Casting away const
Steven Schveighoffer
schveiguy at yahoo.com
Mon Aug 9 08:10:45 PDT 2010
On Mon, 09 Aug 2010 11:04:40 -0400, Steven Schveighoffer
<schveiguy at yahoo.com> wrote:
> On Mon, 09 Aug 2010 10:53:48 -0400, BCS <none at anon.com> wrote:
>
>> OTOH that is effectively a hidden cast and has 100% of the same issues
>> (re undefined behavior) as casting away const while being slightly
>> harder to find.
>
> But you just said that casting and reading is not undefined?

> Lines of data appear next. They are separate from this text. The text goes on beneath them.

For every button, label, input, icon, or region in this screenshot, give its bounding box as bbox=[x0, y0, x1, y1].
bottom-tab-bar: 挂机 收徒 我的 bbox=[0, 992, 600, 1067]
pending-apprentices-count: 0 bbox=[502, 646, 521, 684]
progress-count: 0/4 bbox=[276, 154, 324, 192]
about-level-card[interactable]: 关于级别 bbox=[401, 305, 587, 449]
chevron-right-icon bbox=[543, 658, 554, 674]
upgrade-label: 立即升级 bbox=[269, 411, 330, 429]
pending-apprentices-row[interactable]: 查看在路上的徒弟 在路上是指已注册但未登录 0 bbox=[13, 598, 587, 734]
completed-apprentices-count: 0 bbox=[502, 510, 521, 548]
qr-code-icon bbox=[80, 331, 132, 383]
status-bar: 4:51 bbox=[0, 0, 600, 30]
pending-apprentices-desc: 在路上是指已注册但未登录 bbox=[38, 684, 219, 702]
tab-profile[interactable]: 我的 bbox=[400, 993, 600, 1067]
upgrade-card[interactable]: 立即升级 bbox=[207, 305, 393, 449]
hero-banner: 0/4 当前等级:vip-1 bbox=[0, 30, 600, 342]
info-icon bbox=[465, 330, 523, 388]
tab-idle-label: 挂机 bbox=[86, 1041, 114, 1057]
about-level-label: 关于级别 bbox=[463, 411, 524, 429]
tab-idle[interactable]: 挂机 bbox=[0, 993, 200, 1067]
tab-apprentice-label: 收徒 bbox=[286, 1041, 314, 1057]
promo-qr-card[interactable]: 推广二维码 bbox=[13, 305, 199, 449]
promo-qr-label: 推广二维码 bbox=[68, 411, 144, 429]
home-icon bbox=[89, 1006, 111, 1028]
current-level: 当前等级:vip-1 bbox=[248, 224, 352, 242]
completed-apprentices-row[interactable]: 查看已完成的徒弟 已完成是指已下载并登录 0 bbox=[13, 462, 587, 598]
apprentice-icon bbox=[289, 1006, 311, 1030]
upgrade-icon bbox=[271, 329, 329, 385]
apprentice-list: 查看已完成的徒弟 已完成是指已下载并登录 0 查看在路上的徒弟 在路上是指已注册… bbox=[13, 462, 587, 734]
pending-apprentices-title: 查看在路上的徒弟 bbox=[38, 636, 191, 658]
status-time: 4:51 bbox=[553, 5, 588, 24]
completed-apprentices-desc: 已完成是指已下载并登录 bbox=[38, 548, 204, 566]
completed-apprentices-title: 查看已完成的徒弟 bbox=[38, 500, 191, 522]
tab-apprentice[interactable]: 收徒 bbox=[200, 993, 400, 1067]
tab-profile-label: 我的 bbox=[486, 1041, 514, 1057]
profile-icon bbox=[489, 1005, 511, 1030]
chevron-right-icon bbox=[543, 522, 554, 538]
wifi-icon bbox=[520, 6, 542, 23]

Isn't this
> the same thing?
>
> Const is such a strange beast because it plays no role in code
> generation, it's effectively only a tool to help the compiler decide
> what is possible. It doesn't occupy any space or translate whatsoever
> to the underlying code.
>
> I think there are definite good uses for writing to const or immutable
> data besides ones that can be stored in ROM. That is, if you are sure a
> const or immutable piece of data is on the heap/stack, it should be
> reasonable to be able to modify it for performance gains.
I should say, when performance gains are not possible because of the
limitations of the const/immutable notation. The classic example is the
mutable cache for avoiding recalculations on an immutable object.